Die Stadtwerke scheinen sich systematisch jeder behördlichen, öffentlichen und politischen Kontrolle beim Neubau der Schwebebahn zu entziehen. Gegenüber dem Landeskonservator (Rheinisches Amt für Denkmalpflege beim Landschaftsverband Rheinland) haben sie nicht die erforderlichen Gutachten vorgelegt. Dies geht aus einem Brief des Landeskonservators vom 16.6.1997 an die Bezirksregierung Düsseldorf hervor (Anlage 19). "Unterlagen anhand deren die technischen Notwendigkeiten (Neubau der Schwebebahn-Tragkonstruktion B.S.) überprüft werden können, liegen dem Rheinischen Amt für Denkmalpflege nicht vor. Eine schriftliche Erläuterung des Vorhabens ist ebenfalls nicht erfolgt. Unter der Voraussetzung daß die o.a. Belange zutreffend sind, bestehen aus denkmalpflegerischen Gründen keine grundsätzlichen Bedenken gegen die im Betreff angeführten Maßnahmen."

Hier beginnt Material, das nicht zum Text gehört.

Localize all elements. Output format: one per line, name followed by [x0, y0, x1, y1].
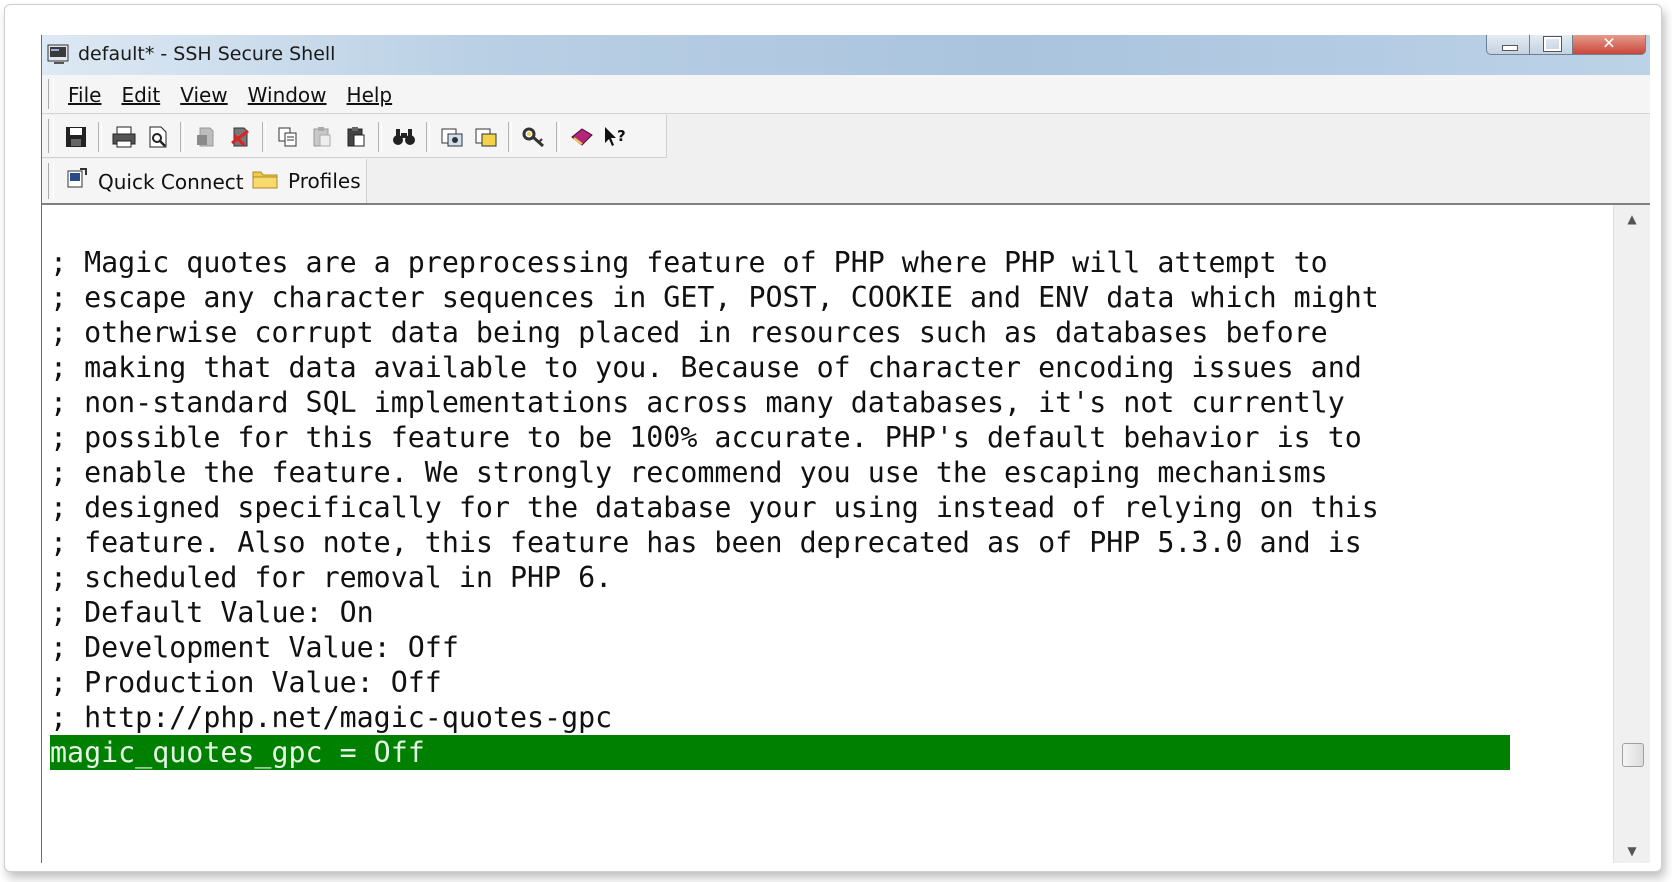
- terminal-line: ; non-standard SQL implementations acros…: [50, 386, 1345, 419]
- ssh-window: default* - SSH Secure Shell ✕ File Edit …: [41, 35, 1650, 863]
- menu-window-label: Window: [247, 83, 327, 107]
- paste-clipboard-icon[interactable]: [342, 123, 370, 151]
- profiles-label: Profiles: [288, 168, 361, 193]
- menu-view[interactable]: View: [180, 83, 227, 107]
- close-button[interactable]: ✕: [1572, 35, 1646, 55]
- menu-bar: File Edit View Window Help: [42, 75, 1650, 114]
- profile-icon[interactable]: [472, 123, 500, 151]
- menu-view-label: View: [180, 83, 228, 107]
- print-preview-icon[interactable]: [144, 123, 172, 151]
- terminal-line: ; enable the feature. We strongly recomm…: [50, 456, 1328, 489]
- close-icon: ✕: [1602, 35, 1616, 53]
- quick-connect-button[interactable]: Quick Connect: [66, 167, 244, 196]
- save-icon[interactable]: [62, 123, 90, 151]
- toolbar-separator: [98, 122, 102, 152]
- quick-connect-label: Quick Connect: [98, 169, 244, 194]
- maximize-icon: [1543, 36, 1562, 52]
- terminal-output: ; Magic quotes are a preprocessing featu…: [50, 245, 1510, 770]
- toolbar-separator: [508, 122, 512, 152]
- svg-text:?: ?: [617, 127, 626, 145]
- terminal-line: ; escape any character sequences in GET,…: [50, 281, 1379, 314]
- context-help-icon[interactable]: ?: [602, 123, 630, 151]
- menu-file-label: File: [68, 83, 102, 107]
- terminal-line-highlighted: magic_quotes_gpc = Off: [50, 735, 1510, 770]
- toolbar-separator: [378, 122, 382, 152]
- toolbar-grip[interactable]: [48, 119, 54, 153]
- menu-help-label: Help: [346, 83, 393, 107]
- minimize-icon: [1502, 45, 1518, 51]
- scroll-up-icon[interactable]: ▲: [1614, 207, 1650, 231]
- menu-edit[interactable]: Edit: [121, 83, 160, 107]
- terminal-line: ; possible for this feature to be 100% a…: [50, 421, 1362, 454]
- terminal-line: ; otherwise corrupt data being placed in…: [50, 316, 1328, 349]
- disconnect-icon[interactable]: [192, 123, 220, 151]
- minimize-button[interactable]: [1486, 35, 1530, 55]
- scroll-thumb[interactable]: [1622, 743, 1644, 767]
- terminal-line: ; making that data available to you. Bec…: [50, 351, 1362, 384]
- quickbar-grip[interactable]: [48, 163, 54, 199]
- key-icon[interactable]: [520, 123, 548, 151]
- menu-help[interactable]: Help: [347, 83, 393, 107]
- find-icon[interactable]: [390, 123, 418, 151]
- quick-connect-icon: [66, 167, 88, 196]
- print-icon[interactable]: [110, 123, 138, 151]
- menu-grip[interactable]: [48, 79, 54, 109]
- toolbar-separator: [426, 122, 430, 152]
- title-bar[interactable]: default* - SSH Secure Shell ✕: [42, 35, 1650, 76]
- terminal-line: ; Production Value: Off: [50, 666, 442, 699]
- terminal-line: ; designed specifically for the database…: [50, 491, 1379, 524]
- scroll-down-icon[interactable]: ▼: [1614, 839, 1650, 863]
- toolbar-separator: [556, 122, 560, 152]
- connection-toolbar: Quick Connect Profiles: [42, 159, 367, 203]
- maximize-button[interactable]: [1529, 35, 1573, 55]
- terminal-line: ; http://php.net/magic-quotes-gpc: [50, 701, 613, 734]
- main-toolbar: ?: [42, 115, 667, 158]
- terminal-line: ; feature. Also note, this feature has b…: [50, 526, 1362, 559]
- menu-window[interactable]: Window: [248, 83, 327, 107]
- screenshot-frame: default* - SSH Secure Shell ✕ File Edit …: [4, 4, 1662, 872]
- copy-icon[interactable]: [274, 123, 302, 151]
- terminal-line: ; scheduled for removal in PHP 6.: [50, 561, 613, 594]
- disconnected-icon[interactable]: [226, 123, 254, 151]
- terminal-line: ; Development Value: Off: [50, 631, 459, 664]
- paste-icon[interactable]: [308, 123, 336, 151]
- terminal-area[interactable]: ; Magic quotes are a preprocessing featu…: [42, 203, 1650, 863]
- toolbar-separator: [180, 122, 184, 152]
- terminal-app-icon: [46, 41, 72, 67]
- menu-file[interactable]: File: [68, 83, 101, 107]
- vertical-scrollbar[interactable]: ▲ ▼: [1613, 205, 1650, 863]
- toolbar-separator: [262, 122, 266, 152]
- help-book-icon[interactable]: [568, 123, 596, 151]
- terminal-line: ; Default Value: On: [50, 596, 374, 629]
- folder-icon: [252, 167, 278, 194]
- window-controls: ✕: [1486, 35, 1646, 57]
- window-title: default* - SSH Secure Shell: [78, 43, 336, 65]
- profiles-button[interactable]: Profiles: [252, 167, 361, 194]
- settings-icon[interactable]: [438, 123, 466, 151]
- terminal-line: ; Magic quotes are a preprocessing featu…: [50, 246, 1328, 279]
- menu-edit-label: Edit: [121, 83, 161, 107]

Das für den Denkmalschutz zuständige Ministerium für Stadtentwicklung schrieb uns am 15.Juli 1997: "Die von ihnen genannten Gutachten liegen uns nicht vor." ( Anlage 20). Der Petitionsausschuß des Landtages antwortete auf unsere Bitte um Veröffentlichung aller Gutachten: "Die Fragen des Petenten können nur von der Stadtwerke AG beantwortet werden. Da diese ein privatwirtschaftlich geführtes Unternehmen sind, das nicht der Aufsicht des Landes untersteht, hat der Petitionsausschuß keine rechtliche Handhabe, im Sinne des Petenten tätig zu werden." (Anlage 21)

 

 

Zusammenfassung:

  1. Die Strafanzeige wegen Subventionsbetruges hinsichtlich der Stützen 66-72 ist begründet, weil die Stützen neuwertig sind und auch verstärkten Belastungen standhalten würden.
  2. Der Verdacht des Subventionsbetruges hinsichtlich des gesamten Schwebebahnprojektes ist hinreichend gegeben wegen:
  1. der Renovierung aller Bahnhöfe und der statischen Verstärkung des Gerüstes in den 80er Jahren
  2. der Planungen, das Gerüst neu anzustreichen statt abzureißen seitens der WSW Anfang der 90er Jahre
  3. der hartnäckigen Verweigerung der Veröffentlichung der Gutachten gegenüber dem Petitionsausschuß des Landtages, dem Oberbürgermeister und Rat der Stadt, dem Landeskonservator, dem Ministerium für Stadtentwicklung Sport und Kultur, der Bürgerinitiative "Rettet die Schwebebahn!" e.V. und dem Bund der Steuerzahler
  4. der Weigerung, vereidigte Sachverständige der Bundesanstalt für Materialforschung und Prüfung während der Stillegungszeiten der Schwebebahn zur Analyse auf das Gerüst zu lassen
  5. der Gutachten von Prof. Dr. Pelikan und Prof. Dr. Reinitzhuber Ende der 60er und Mitte der 70er Jahre, die dem Gerüst eine weitere Lebensdauer von 75 Jahren einräumten
  6. der Tatsache, daß sich die WSW auf Gutachten privater Firmen stützen, die selber an Aufträgen im Zusammenhang mit dem Neubau der Schwebebahn interessiert waren und mittlerweile auch erhalten haben (Thyssen-Engineering)
  7. der Erhöhung der Transportkapazitäten der Schwebebahn um 50% seit der Anschaffung neuer Fahrzeuge und der Gerüst-Verstärkung der 1000 Brückenlager in den 80er Jahren
  8. Unterschlagung der wahren Hintergründe einer zeitlich und quantitativ begrenzten Fahrgastzahlsteigerung aufgrund der Stillegung der parallel zur Schwebebahn verlaufenden Straßenbahnlinien
  9. der zu erwartenden sinkenden Bevölkerungszahl Wuppertals und der Verbesserung des alternativen Beförderungsangebotes seitens der Deutschen Bahn AG.
  10. der Möglichkeit die Taktfrequenz auch auf dem alten Gerüst noch verdichten zu können.
  11. des Verschweigens der wirklichen Kosten des Projektes.
  12. der finanziellen Schwierigkeiten der WSW den 3-Minuten-Takt auszuweiten, geschweige denn den 1 ½ Minuten Takt einzuführen
  13. der Kapazitätsreserve, auch auf dem heutigen renovierten und statisch verstärkten Gerüst noch in kürzeren Zeitabständen (mindestens 2 ½ Minuten-Takt) fahren zu können.